By Judy Brandon: Local columnist
Kansas and parts of Oklahoma and Texas have been in the news lately because of the heavy rains. We had an experience in Kansas years ago when the rain was heavy and the tornadoes were threatening. But just to note how long ago that was, it was before emergency lighting in buildings.
Years ago, our family headed north to see relatives. On the way, we spent two nights in Kansas City, Kan., so our family could visit some friends from seminary days. We checked in the hotel and settled in for a good night’s sleep.
But something startled us in the early hours past midnight. It was around 1:30 in the morning when a knock on our hotel room door woke us all up. Daddy, surprised at who it might be at that hour, jumped out of bed and opened the door. That is when we all heard the voice of an excited and harried young man who was employed by the hotel.
The attendant warned us that a tornado had been sighted in Kansas City. The tornado was spotted on the ground and was coming in the direction of the hotel.

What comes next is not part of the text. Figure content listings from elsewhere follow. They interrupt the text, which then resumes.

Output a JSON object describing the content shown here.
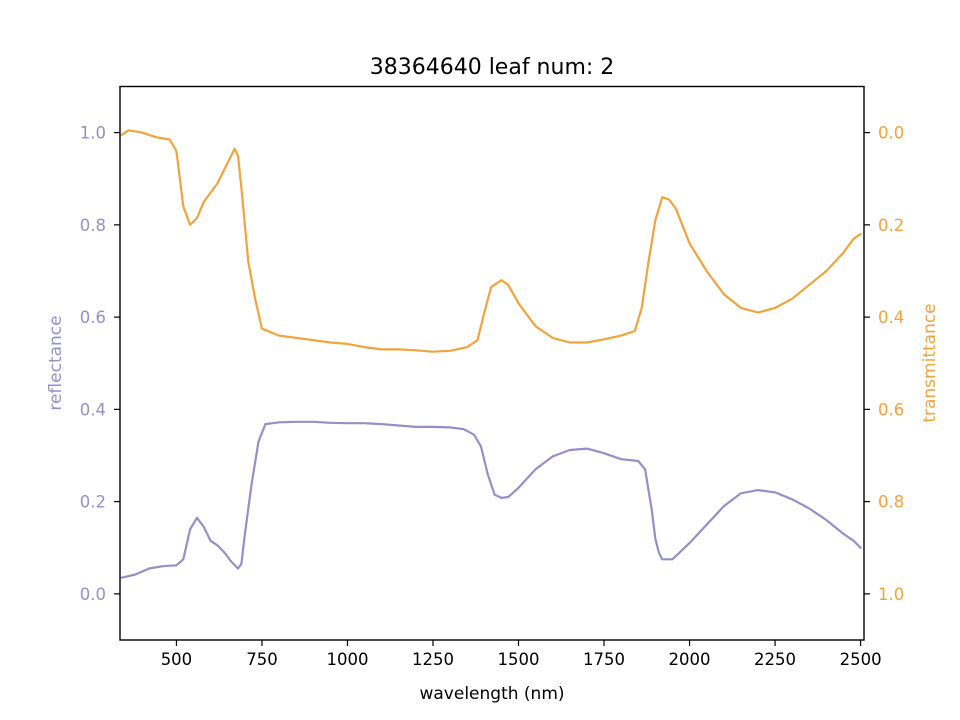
{
  "colors": {
    "reflectance": "#9590c4",
    "transmittance": "#eea43f",
    "axis": "#000000"
  },
  "chart_data": {
    "type": "line",
    "title": "38364640 leaf num: 2",
    "xlabel": "wavelength (nm)",
    "ylabel_left": "reflectance",
    "ylabel_right": "transmittance",
    "xlim": [
      335,
      2510
    ],
    "ylim_left": [
      -0.1,
      1.1
    ],
    "ylim_right": [
      1.1,
      -0.1
    ],
    "right_axis_inverted": true,
    "grid": false,
    "legend": "none",
    "x_ticks": [
      500,
      750,
      1000,
      1250,
      1500,
      1750,
      2000,
      2250,
      2500
    ],
    "x_tick_labels": [
      "500",
      "750",
      "1000",
      "1250",
      "1500",
      "1750",
      "2000",
      "2250",
      "2500"
    ],
    "y_left_ticks": [
      0.0,
      0.2,
      0.4,
      0.6,
      0.8,
      1.0
    ],
    "y_left_tick_labels": [
      "0.0",
      "0.2",
      "0.4",
      "0.6",
      "0.8",
      "1.0"
    ],
    "y_right_ticks": [
      0.0,
      0.2,
      0.4,
      0.6,
      0.8,
      1.0
    ],
    "y_right_tick_labels": [
      "0.0",
      "0.2",
      "0.4",
      "0.6",
      "0.8",
      "1.0"
    ],
    "series": [
      {
        "axis": "left",
        "color_key": "reflectance",
        "points": [
          [
            340,
            0.035
          ],
          [
            380,
            0.042
          ],
          [
            420,
            0.055
          ],
          [
            460,
            0.06
          ],
          [
            500,
            0.062
          ],
          [
            520,
            0.075
          ],
          [
            540,
            0.14
          ],
          [
            560,
            0.165
          ],
          [
            580,
            0.145
          ],
          [
            600,
            0.115
          ],
          [
            620,
            0.105
          ],
          [
            640,
            0.09
          ],
          [
            660,
            0.07
          ],
          [
            680,
            0.055
          ],
          [
            690,
            0.065
          ],
          [
            700,
            0.13
          ],
          [
            720,
            0.24
          ],
          [
            740,
            0.33
          ],
          [
            760,
            0.368
          ],
          [
            800,
            0.372
          ],
          [
            850,
            0.373
          ],
          [
            900,
            0.373
          ],
          [
            950,
            0.371
          ],
          [
            1000,
            0.37
          ],
          [
            1050,
            0.37
          ],
          [
            1100,
            0.368
          ],
          [
            1150,
            0.365
          ],
          [
            1200,
            0.362
          ],
          [
            1250,
            0.362
          ],
          [
            1300,
            0.361
          ],
          [
            1340,
            0.357
          ],
          [
            1370,
            0.345
          ],
          [
            1390,
            0.32
          ],
          [
            1410,
            0.26
          ],
          [
            1430,
            0.215
          ],
          [
            1450,
            0.208
          ],
          [
            1470,
            0.21
          ],
          [
            1500,
            0.23
          ],
          [
            1550,
            0.27
          ],
          [
            1600,
            0.298
          ],
          [
            1650,
            0.312
          ],
          [
            1700,
            0.315
          ],
          [
            1750,
            0.305
          ],
          [
            1800,
            0.292
          ],
          [
            1850,
            0.288
          ],
          [
            1870,
            0.27
          ],
          [
            1890,
            0.18
          ],
          [
            1900,
            0.12
          ],
          [
            1910,
            0.09
          ],
          [
            1920,
            0.075
          ],
          [
            1950,
            0.075
          ],
          [
            2000,
            0.11
          ],
          [
            2050,
            0.15
          ],
          [
            2100,
            0.19
          ],
          [
            2150,
            0.218
          ],
          [
            2200,
            0.225
          ],
          [
            2250,
            0.22
          ],
          [
            2300,
            0.205
          ],
          [
            2350,
            0.185
          ],
          [
            2400,
            0.16
          ],
          [
            2450,
            0.13
          ],
          [
            2480,
            0.115
          ],
          [
            2500,
            0.1
          ]
        ]
      },
      {
        "axis": "right",
        "color_key": "transmittance",
        "points": [
          [
            340,
            0.005
          ],
          [
            360,
            -0.005
          ],
          [
            400,
            0.0
          ],
          [
            440,
            0.01
          ],
          [
            480,
            0.015
          ],
          [
            500,
            0.04
          ],
          [
            520,
            0.16
          ],
          [
            540,
            0.2
          ],
          [
            560,
            0.185
          ],
          [
            580,
            0.15
          ],
          [
            600,
            0.13
          ],
          [
            620,
            0.11
          ],
          [
            640,
            0.08
          ],
          [
            660,
            0.05
          ],
          [
            670,
            0.035
          ],
          [
            680,
            0.05
          ],
          [
            690,
            0.12
          ],
          [
            710,
            0.28
          ],
          [
            730,
            0.36
          ],
          [
            750,
            0.425
          ],
          [
            800,
            0.44
          ],
          [
            850,
            0.445
          ],
          [
            900,
            0.45
          ],
          [
            950,
            0.455
          ],
          [
            1000,
            0.458
          ],
          [
            1050,
            0.465
          ],
          [
            1100,
            0.47
          ],
          [
            1150,
            0.47
          ],
          [
            1200,
            0.472
          ],
          [
            1250,
            0.475
          ],
          [
            1300,
            0.473
          ],
          [
            1350,
            0.465
          ],
          [
            1380,
            0.45
          ],
          [
            1400,
            0.39
          ],
          [
            1420,
            0.335
          ],
          [
            1450,
            0.32
          ],
          [
            1470,
            0.33
          ],
          [
            1500,
            0.37
          ],
          [
            1550,
            0.42
          ],
          [
            1600,
            0.445
          ],
          [
            1650,
            0.455
          ],
          [
            1700,
            0.455
          ],
          [
            1750,
            0.448
          ],
          [
            1800,
            0.44
          ],
          [
            1840,
            0.43
          ],
          [
            1860,
            0.38
          ],
          [
            1880,
            0.28
          ],
          [
            1900,
            0.19
          ],
          [
            1920,
            0.14
          ],
          [
            1940,
            0.145
          ],
          [
            1960,
            0.165
          ],
          [
            2000,
            0.24
          ],
          [
            2050,
            0.3
          ],
          [
            2100,
            0.35
          ],
          [
            2150,
            0.38
          ],
          [
            2200,
            0.39
          ],
          [
            2250,
            0.38
          ],
          [
            2300,
            0.36
          ],
          [
            2350,
            0.33
          ],
          [
            2400,
            0.3
          ],
          [
            2450,
            0.26
          ],
          [
            2480,
            0.23
          ],
          [
            2500,
            0.22
          ]
        ]
      }
    ]
  }
}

Nervously the young man gave us instructions to go downstairs to the basement so we would be safe if the tornado really did hit. The severe thunderstorm had already caused the lights to go out in the hotel. That’s why the young attendant was distributing candles to all the visitors to help light the way to the basement. That is right — candles. No backup lights were in the building.
We grabbed our robes, and Daddy took Susie’s hand and Mother, mine. Frazzled and still droopy-eyed, we traipsed out the door and into the hall.
Once in the hall, the hotel personnel told us the elevator was out of order because of the electricity predicament. We would have to take the long flight of stairs down to the basement, descending by foot, holding on to our candles and robes.
As we walked out into the darkened hall, it became more eerie while splashes of light from the lightning illuminated walls and faces for seconds. Tremendous claps of deafening thunder made me grip Mother’s hand even tighter.
But we soon realized we were not alone. As we walked the hall, doors were opening all around us as other guests were heeding the warning of the hotel personnel. Even though our little dim candles were not very helpful to a dark hallway, our hearts were encouraged as we all held our candles collectively. With many candles, the entire hall lit up as if the real lights were on. All that candlelight together gave enough light to guide us all to the hotel basement and safety.
When our lights were united with all the other folks carrying candles, the dark hallway lit up like magic. Our steps became more confidant and our nerves more settled. We could see where we were going.
That experience impresses upon me this singular great thought: Through the storms and dark times of our lives, Jesus is our hope, our light. There is a sense of presence of God in the worst kinds of life’s circumstances. We do not walk alone. God is with us. Jesus himself said, “I am the light for the world! Follow me, and you won’t be walking in the dark. You will have the light that gives life.” (John 8:12)
Even though the corridors of life may at times be dark, Jesus dispels the darkness and leads us safely through.